What you bring with you in the field will depend on what you aim to achieve, whether it be collecting palaeontological specimens, mapping an outcrop, going for a scenic walk or… creating a blog post. Do some research before your fieldwork so that you are always safe – get a good map and reference guide, establish a primary and (if necessary) secondary means of communication and ensure you have enough water.

Have a scientific approach to your field work, don’t just pick up random rocks and take photos of cool outcrops – think! Why is this rock here? What does it mean? Are there any structures? Make observations in a field book, note the position on a map and do some research online or at the local museum.

Other safety equipment, such as protective goggles, a hard hat, gloves and long pants are all task-dependent. Constantly assess any hazards and their associated risks (many a geologist have walked up to an interesting cliff face only to find an angry brown snake!). If looking at road cuttings, always exercise caution with cars. It might pay off to wear a hi-vis vest.


No natural objects can be collected in national parks or reserves without a permit. In areas which are not a national park, be respectful of the site by not forcefully removing fossils from rocks. If it is loose or falls out easily, and if you think it is an important specimen, you can take it to Museum Victoria for identification by an expert.

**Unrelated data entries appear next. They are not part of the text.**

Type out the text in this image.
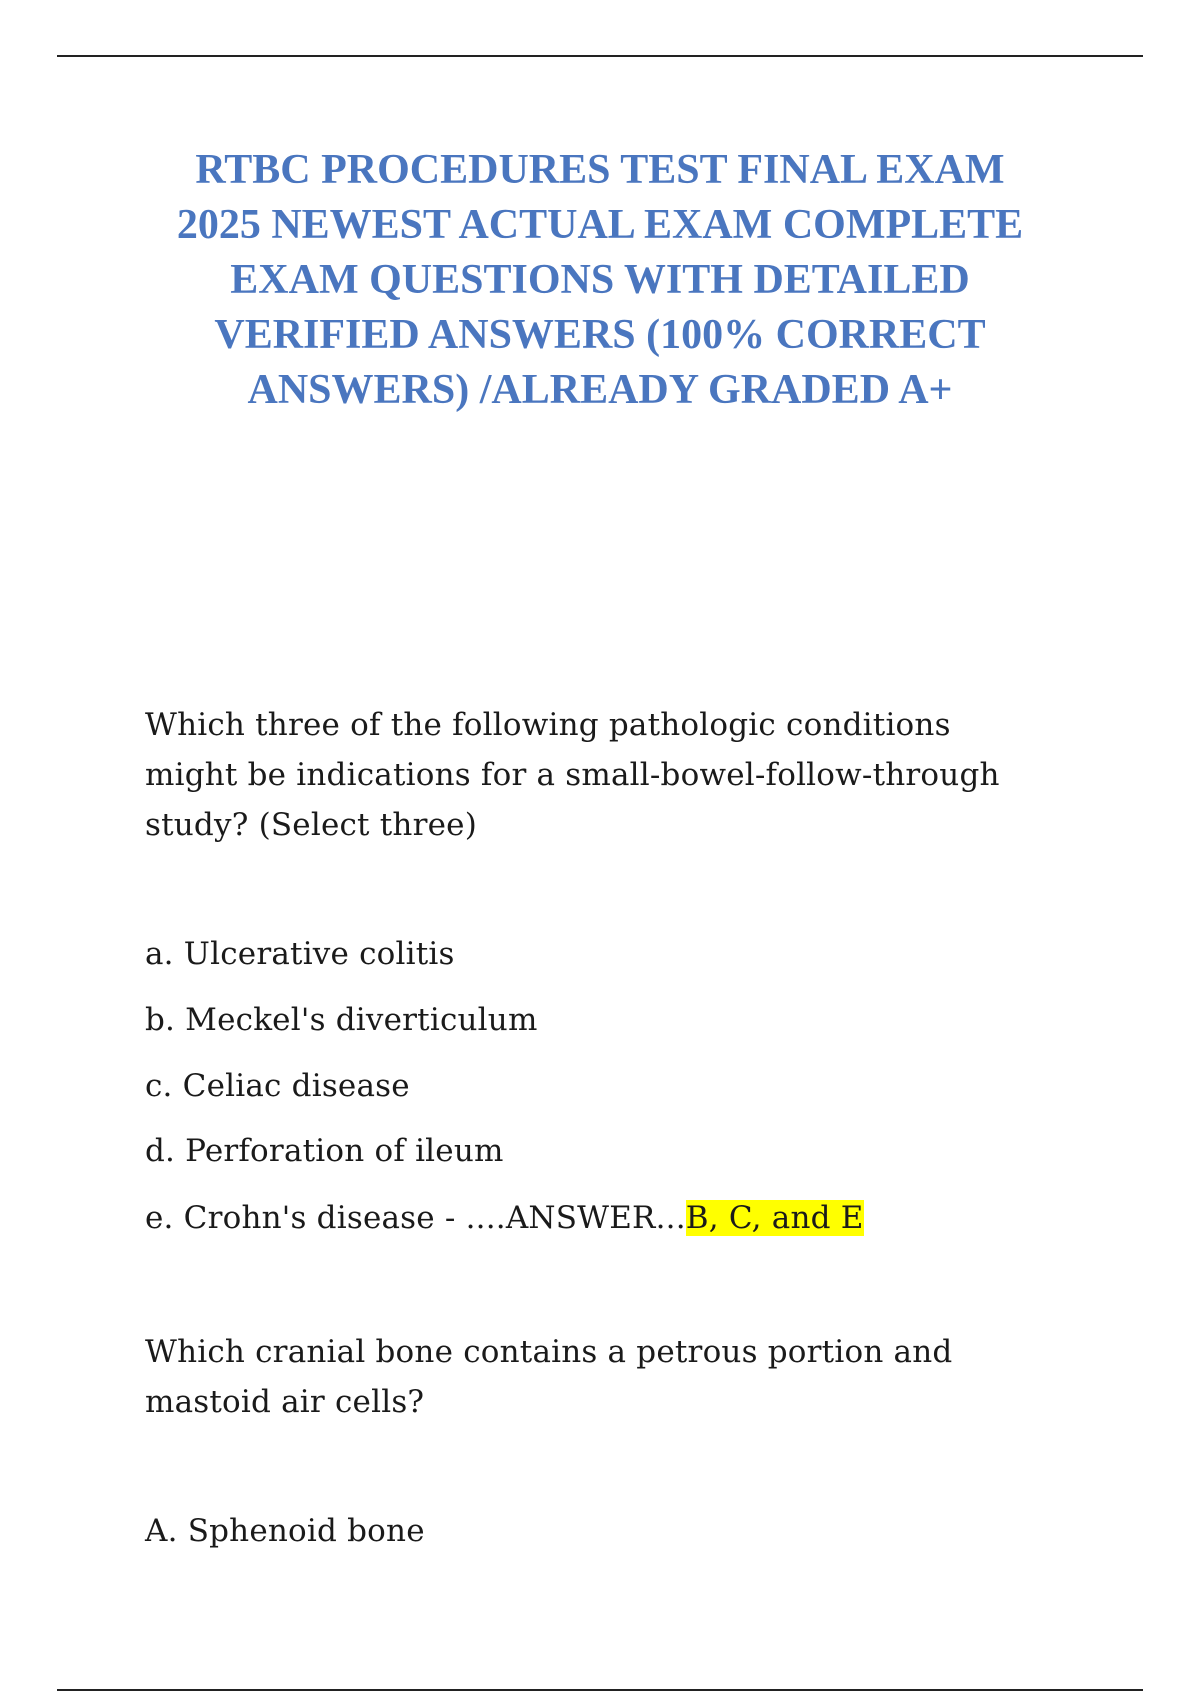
RTBC PROCEDURES TEST FINAL EXAM
2025 NEWEST ACTUAL EXAM COMPLETE
EXAM QUESTIONS WITH DETAILED
VERIFIED ANSWERS (100% CORRECT
ANSWERS) /ALREADY GRADED A+
Which three of the following pathologic conditions
might be indications for a small-bowel-follow-through
study? (Select three)
a. Ulcerative colitis
b. Meckel's diverticulum
c. Celiac disease
d. Perforation of ileum
e. Crohn's disease - ....ANSWER...B, C, and E
Which cranial bone contains a petrous portion and
mastoid air cells?
A. Sphenoid bone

Some sites have a special Geological Heritage. These sites are listed in the page ‘What is Geotourism?’. We have a special responsibility at geologically (culturally, and biologically!) significant sites to practice respect and take care not to destroy or devalue the material at the site.

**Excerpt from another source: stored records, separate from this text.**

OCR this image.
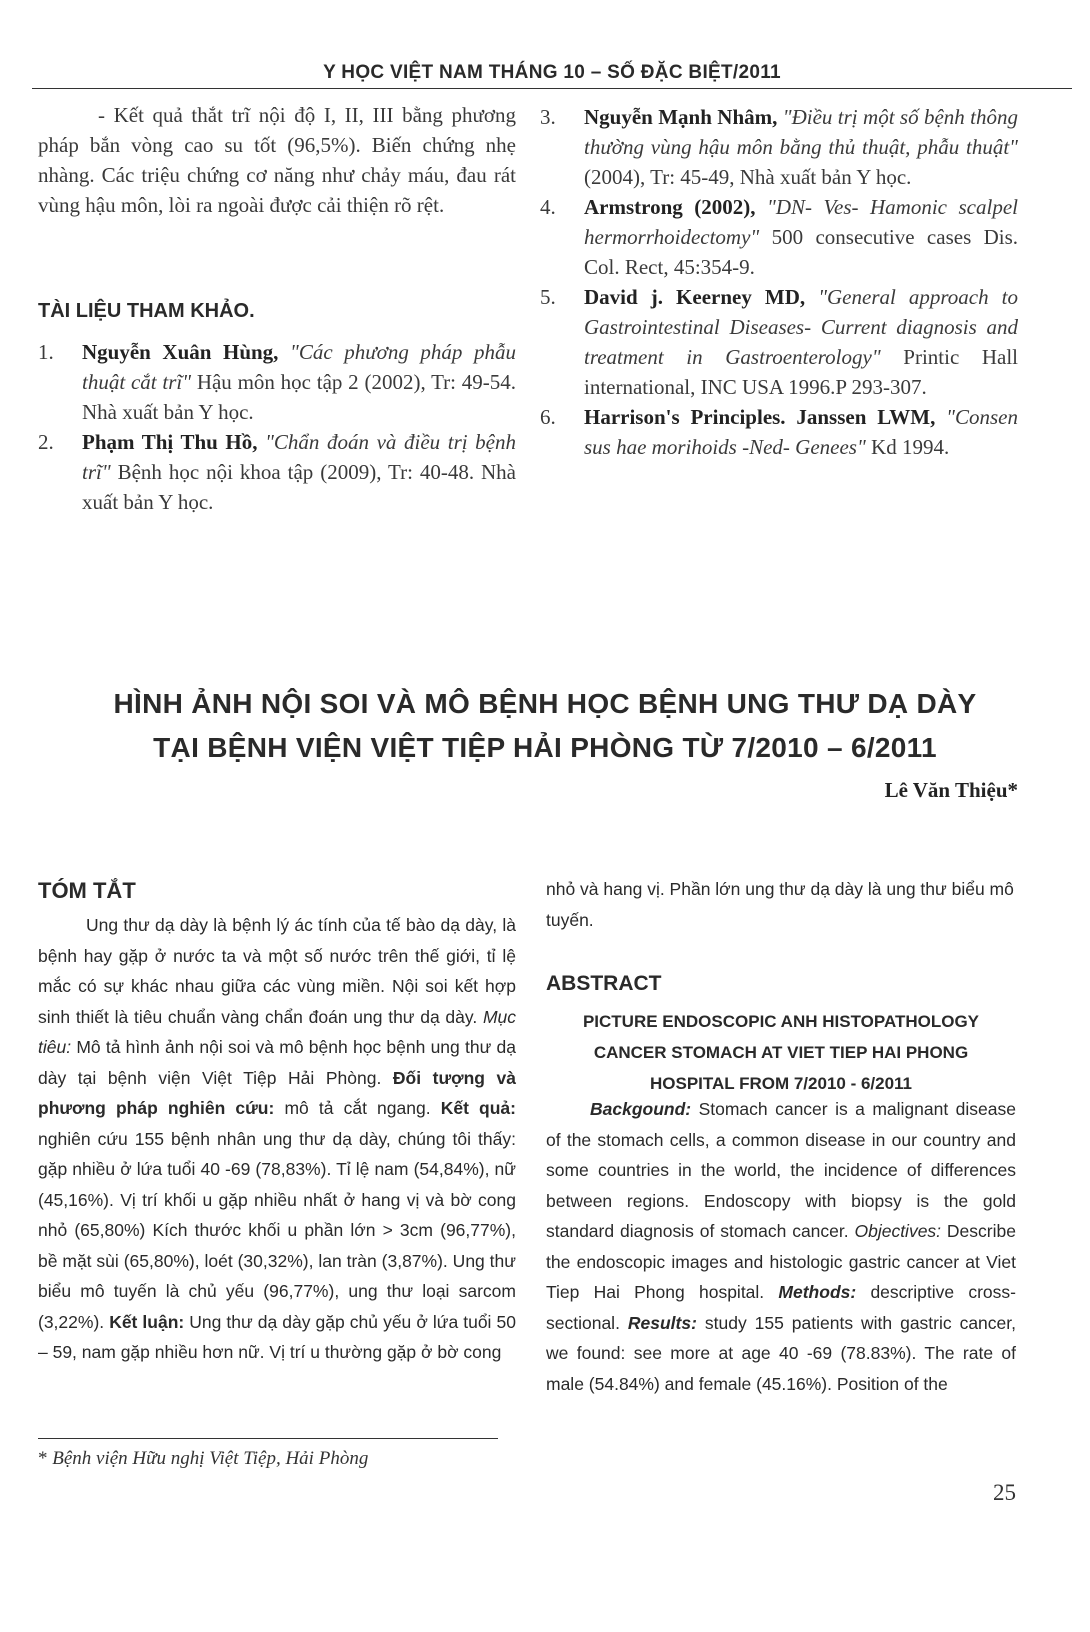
Y HỌC VIỆT NAM THÁNG 10 – SỐ ĐẶC BIỆT/2011

- Kết quả thắt trĩ nội độ I, II, III bằng phương pháp bắn vòng cao su tốt (96,5%). Biến chứng nhẹ nhàng. Các triệu chứng cơ năng như chảy máu, đau rát vùng hậu môn, lòi ra ngoài được cải thiện rõ rệt.

TÀI LIỆU THAM KHẢO.
1. Nguyễn Xuân Hùng, "Các phương pháp phẫu thuật cắt trĩ" Hậu môn học tập 2 (2002), Tr: 49-54. Nhà xuất bản Y học.
2. Phạm Thị Thu Hồ, "Chẩn đoán và điều trị bệnh trĩ" Bệnh học nội khoa tập (2009), Tr: 40-48. Nhà xuất bản Y học.
3. Nguyễn Mạnh Nhâm, "Điều trị một số bệnh thông thường vùng hậu môn bằng thủ thuật, phẫu thuật" (2004), Tr: 45-49, Nhà xuất bản Y học.
4. Armstrong (2002), "DN- Ves- Hamonic scalpel hermorrhoidectomy" 500 consecutive cases Dis. Col. Rect, 45:354-9.
5. David j. Keerney MD, "General approach to Gastrointestinal Diseases- Current diagnosis and treatment in Gastroenterology" Printic Hall international, INC USA 1996.P 293-307.
6. Harrison's Principles. Janssen LWM, "Consen sus hae morihoids -Ned- Genees" Kd 1994.
HÌNH ẢNH NỘI SOI VÀ MÔ BỆNH HỌC BỆNH UNG THƯ DẠ DÀY
TẠI BỆNH VIỆN VIỆT TIỆP HẢI PHÒNG TỪ 7/2010 – 6/2011
Lê Văn Thiệu*
TÓM TẮT

Ung thư dạ dày là bệnh lý ác tính của tế bào dạ dày, là bệnh hay gặp ở nước ta và một số nước trên thế giới, tỉ lệ mắc có sự khác nhau giữa các vùng miền. Nội soi kết hợp sinh thiết là tiêu chuẩn vàng chẩn đoán ung thư dạ dày. Mục tiêu: Mô tả hình ảnh nội soi và mô bệnh học bệnh ung thư dạ dày tại bệnh viện Việt Tiệp Hải Phòng. Đối tượng và phương pháp nghiên cứu: mô tả cắt ngang. Kết quả: nghiên cứu 155 bệnh nhân ung thư dạ dày, chúng tôi thấy: gặp nhiều ở lứa tuổi 40 -69 (78,83%). Tỉ lệ nam (54,84%), nữ (45,16%). Vị trí khối u gặp nhiều nhất ở hang vị và bờ cong nhỏ (65,80%) Kích thước khối u phần lớn > 3cm (96,77%), bề mặt sùi (65,80%), loét (30,32%), lan tràn (3,87%). Ung thư biểu mô tuyến là chủ yếu (96,77%), ung thư loại sarcom (3,22%). Kết luận: Ung thư dạ dày gặp chủ yếu ở lứa tuổi 50 – 59, nam gặp nhiều hơn nữ. Vị trí u thường gặp ở bờ cong

nhỏ và hang vị. Phần lớn ung thư dạ dày là ung thư biểu mô tuyến.

ABSTRACT
PICTURE ENDOSCOPIC ANH HISTOPATHOLOGY
CANCER STOMACH AT VIET TIEP HAI PHONG
HOSPITAL FROM 7/2010 - 6/2011

Backgound: Stomach cancer is a malignant disease of the stomach cells, a common disease in our country and some countries in the world, the incidence of differences between regions. Endoscopy with biopsy is the gold standard diagnosis of stomach cancer. Objectives: Describe the endoscopic images and histologic gastric cancer at Viet Tiep Hai Phong hospital. Methods: descriptive cross-sectional. Results: study 155 patients with gastric cancer, we found: see more at age 40 -69 (78.83%). The rate of male (54.84%) and female (45.16%). Position of the

* Bệnh viện Hữu nghị Việt Tiệp, Hải Phòng
25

Once back in the lab (your home), you will have the task of cleaning and organising your specimens.

Whilst some specimens are too good not to show off in bookcases and cabinets, most will have to be stored in boxes and drawers. It is recommended to keep delicate specimens in individual card trays, like the impression of a trilobite from Emu Bay, Kangaroo Island below (note these specimens were gifted by the Museum of South Australia).

Trilobites (Estaingia bilobata and Redlichiida takooensis at best guess) from Emu Bay Shale, Kangaroo Island. Stored carefully in cardboard tray.

The card should have specified: name, location, date of collection and a catalogue number. If your collection is big enough, you may also want to include location number (e.g. cabinet, drawer). Catalogue numbers are best stored in a spreadsheet (and backed up). This allows you to better perform searches for localities and specimen types at a later time. Other important information to include: geologic formation, key identifying features and rock type (i.e. metamorphic, sedimentary or igneous) or other minerals/fossils at collection location.

Other methods of storing/displaying fossils and rocks are shown above, including: agates in old cigar containers, schist being used as a book-end, nice specimens on show and delicate minerals in square plastic containers – anything sturdy really!

The rock, mineral and fossil collection of The Central Deborah Gold Mine (VICTORIA) is organised by type into different folders, you can use this as an example.